ACL, Anterior cruciate ligament.

The main reasons to consider ACL repair are the potential advantages of reduced morbidity because of the absence of graft harvesting, drilling of smaller tunnels, and reduced debridement. In addition to preserved biological and proprioceptive properties from the native ligament, the faster healing process as a result of the absence of ligamentization observed in reconstructions allows for early recovery.6, 9 The procedure could be an attractive alternative to conservative treatment with external brace over ACL reconstruction with any graft choice in eligible patients (i.e., those with proximal tears and sufficient tissue of good quality). Moreover, a primary repair does not burn any bridges for the future of the patient in case of failure (Table 3). The improvement in healing response24, 25, 26, 27 with the presence of platelet-derived stem cells can be achieved by microfracturing the femoral footprint before the repair.

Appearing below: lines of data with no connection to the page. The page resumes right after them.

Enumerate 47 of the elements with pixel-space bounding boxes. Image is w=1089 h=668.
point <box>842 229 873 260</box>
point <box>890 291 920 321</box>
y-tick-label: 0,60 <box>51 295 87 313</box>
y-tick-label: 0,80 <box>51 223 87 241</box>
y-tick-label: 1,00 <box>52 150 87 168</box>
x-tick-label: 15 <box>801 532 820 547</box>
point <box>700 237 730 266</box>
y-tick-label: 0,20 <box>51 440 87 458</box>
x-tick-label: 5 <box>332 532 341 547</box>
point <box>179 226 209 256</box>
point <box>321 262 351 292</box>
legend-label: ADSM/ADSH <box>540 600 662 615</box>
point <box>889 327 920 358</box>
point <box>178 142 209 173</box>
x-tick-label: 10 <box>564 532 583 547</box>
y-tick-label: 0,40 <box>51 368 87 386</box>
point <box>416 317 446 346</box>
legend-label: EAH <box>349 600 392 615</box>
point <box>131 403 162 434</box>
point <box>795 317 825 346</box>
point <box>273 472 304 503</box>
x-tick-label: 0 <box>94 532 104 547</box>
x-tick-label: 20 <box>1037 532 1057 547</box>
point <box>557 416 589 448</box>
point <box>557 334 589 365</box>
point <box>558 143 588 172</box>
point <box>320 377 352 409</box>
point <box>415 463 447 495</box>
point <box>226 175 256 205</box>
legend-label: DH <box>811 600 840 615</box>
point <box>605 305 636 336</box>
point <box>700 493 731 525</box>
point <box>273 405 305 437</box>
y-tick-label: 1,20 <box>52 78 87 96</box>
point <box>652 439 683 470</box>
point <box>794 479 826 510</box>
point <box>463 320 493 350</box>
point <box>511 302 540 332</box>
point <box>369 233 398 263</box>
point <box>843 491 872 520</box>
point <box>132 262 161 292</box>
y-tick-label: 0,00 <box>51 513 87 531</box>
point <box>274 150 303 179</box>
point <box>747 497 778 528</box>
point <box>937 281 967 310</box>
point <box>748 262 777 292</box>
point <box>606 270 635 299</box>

We consider that using a suspensory button device for the femoral fixation instead of knotless suture anchors may have the following advantages: (1) avoidance of any physical or biomechanical reaction at the bone–ACL fiber interface because of absence of fixation devices at the aperture, and (2) in the case of revision surgery, easy removal of the hardware from both the tibial and femoral sides with a minimally invasive approach.

Short-term outcomes of arthroscopic primary repair of proximal tears have been reported with satisfactory results.7, 8 In a small series (11 patients) with a longer follow-up of 5 years, DiFelice reported only 1 anatomic and clinical failure (10%), which seems promising. However, the risk of failure as a result of isolated precarious suture of the ACL remains a concern. The systematic use of an internal brace suture augmentation concept may provide a valuable reinforcement of the construct during the healing phase. Recently, Mackay et al. have described the benefit of a suture augmentation technique with the rationale of protecting the ligament during early rehabilitation. A reduction of revision surgery could therefore be possible.

Further studies are necessary to determine the best criteria for patient selection (i.e., age, level of sport activity, delay between injury and surgery). Another important point that needs further clarification is the possible effect of stress shielding caused by the internal brace.

In conclusion, historical results of primary repair are mixed, and this could be attributed in part to inappropriate patient selection, relatively invasive surgery, and postoperative immobilization.2, 6 Currently, however, better results of primary ACL repair are being reported because of improved patient selection enabled by magnetic resonance imaging, less invasive surgical techniques (i.e., arthroscopy), and rehabilitation focusing on early range of motion.